Thursday, 30 January 2014

Reviews Torchwood: Skypoint




Torchwood: SkyPoint


by Phil Ford
BBC Books, 2008.
ISBN: 978-1-846-07575-9
Reviewed by Echo Fain


Like replacing Cooper with Williams, the disappearances at SkyPoint don't sound kosher. 

Slotting nicely into the space behind the second series' episode, 'Something Borrowed', this story delves into the shady world of dirty money, untouchable criminals, urban growth, and aliens.  SkyPoint is fast paced, moving smoothly from scene to scene in a way that hints at the screen-writing skills of its author.  It never loses its pace and shows us poignant hints of deeper stories in the background of each member of the Torchwood Cardiff team.

The premise of this novel is deliciously complex.  In a Cardiff being re-developed, the man with money to invest becomes a king, no matter how dangerous or amoral he might be.  At SkyPoint, that man is named Lucca and he sees everything, including the inexplicable way his tenants are disappearing. He's not a saint but a criminal and it suits him just fine to allow this sort of sacrifice for the privacy it affords him.

People are vanishing from within the building itself, but it has been so carefully silenced that the trouble only comes to the attention of Torchwood because newlyweds Gwen Cooper and Rhys Williams are in the right place at the right time.

The plot sweeps the reader along through fantastic, descriptive imagery of Cardiff's bay and the skyscrapers which are filling the city, a sign of its growing prosperity.

Characterization is always one of Phil Ford's strong points; here he has given each team member an active point of view unique to the voices with which we associate their characters.  The use of background history meshes well with small intimate glimpses into the workings of their hearts. 

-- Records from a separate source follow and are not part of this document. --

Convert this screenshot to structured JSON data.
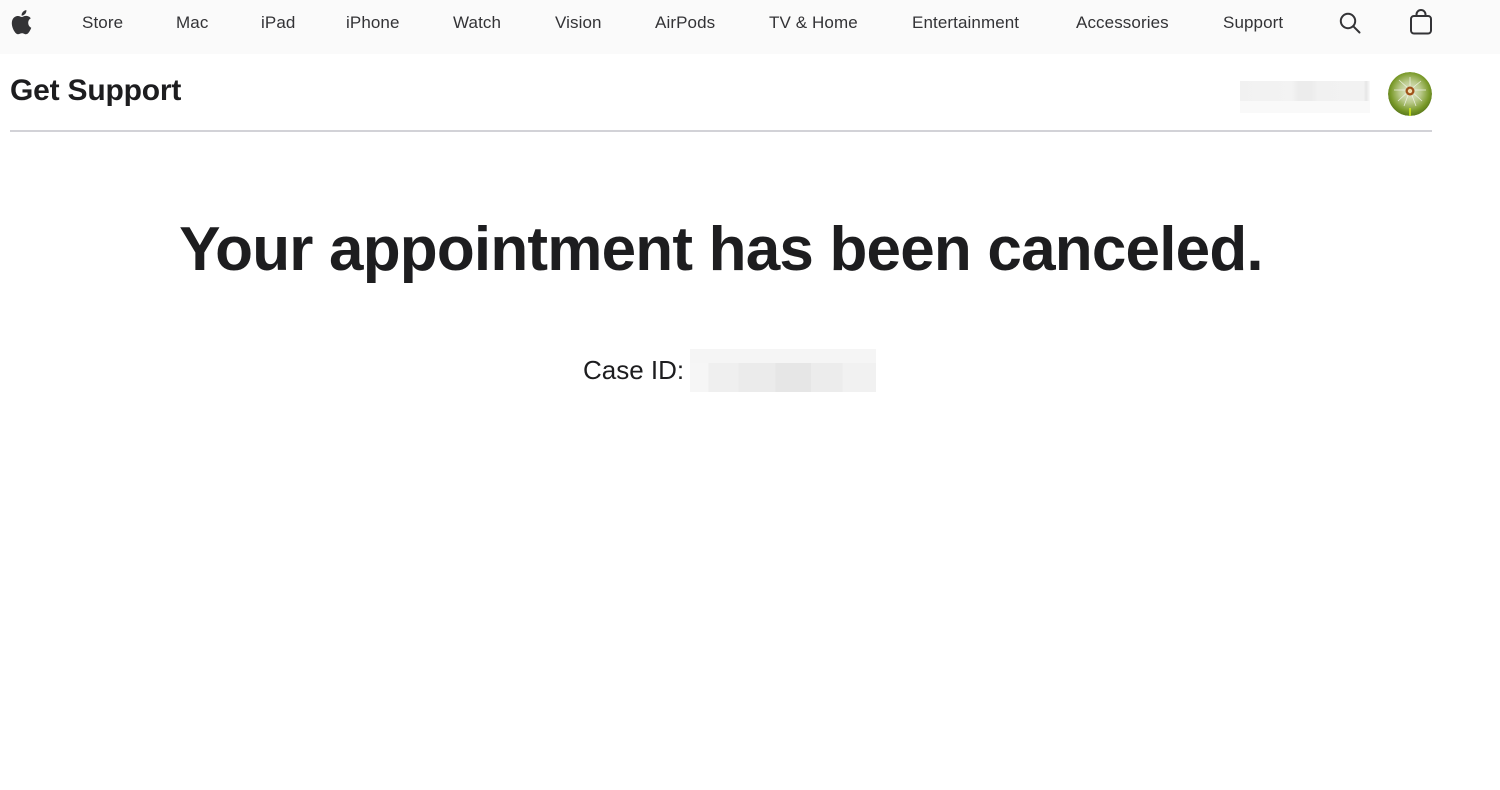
{
  "globalnav": {
    "logo": "apple-logo",
    "items": [
      {
        "label": "Store"
      },
      {
        "label": "Mac"
      },
      {
        "label": "iPad"
      },
      {
        "label": "iPhone"
      },
      {
        "label": "Watch"
      },
      {
        "label": "Vision"
      },
      {
        "label": "AirPods"
      },
      {
        "label": "TV & Home"
      },
      {
        "label": "Entertainment"
      },
      {
        "label": "Accessories"
      },
      {
        "label": "Support"
      }
    ],
    "search_icon": "search-icon",
    "bag_icon": "shopping-bag-icon"
  },
  "subnav": {
    "title": "Get Support",
    "account_name": "",
    "avatar": "avatar-dandelion"
  },
  "main": {
    "headline": "Your appointment has been canceled.",
    "case_label": "Case ID:",
    "case_value": ""
  }
}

There are two stories within this novel; people are disappearing without a trace in an exclusive housing development, but Doctor Owen Harper is also secretly stalking a pair of murderously hungry aliens at a coffee shop named Constantine's because it gives him something to do with his sleepless nights.  He feels far more for the people in his life than he could ever allow them to see, but his ruined heart is found here in his reactions to the sure knowledge that Tosh is in danger and the thought that she is attracted to another man.  Owen, from the start, is bitter with the knowledge that he's effectively missed the boat, waiting until it was too late.

Toshiko acknowledges what so many must recognize; she loves Owen and that affection has only grown deeper since his death.  It is her approach to their undercover mission which showed the strength in her nature.  She pines for the undead scientist but she's not overblown with sentiment, maintains her dignity.

Attempting to shoehorn a normal life into an extraordinary reality, Rhys Williams is ready to move onward with his marriage and all the extras that should come with it; he wants the nice flat and children.  Gwen, however, knows that being part of Torchwood takes precedence and there will never be a guarantee of tomorrow's existence.

While Ianto disappears from the narrative at the climax, having been a resourceful hero in a lethal situation, the lack of his viewpoint seems natural.  Ianto Jones does his best work behind the scenes and often without notice.  His dialogue is drolly witty and true to his character, his actions the intelligent moves of an underestimated and understated man. 

The depths of Captain Jack Harkness may never be fully plumbed, but at SkyPoint, we see the seemingly immortal team leader facing fresh fear; the alien our team is hunting is killing people in a way that gives even Jack a reason for concern. 

It is the most innocent things we see at SkyPoint, and at Constantine's, which turn out to be the greatest threat and that is a good analogy for life itself.  We are left with a horror of what lays beyond death, for what is waiting for us there in the darkness.

Phil Ford is a prolific writer who has penned episodes for such shows as Taggart, Coronation Street, Bad Girls, The Bill, New Captain Scarlet, The Sarah Jane Adventures (head writer beginning with series two), Doctor Who, and Wizards vs Aliens (he was a co-creator, as well), among others.  For Doctor Who, he wrote the 2009 special The Waters of Mars and the animated special Dreamland, while for Torchwood, his second series episode Something Borrowed and the audio play The Dead Line are fan favorites.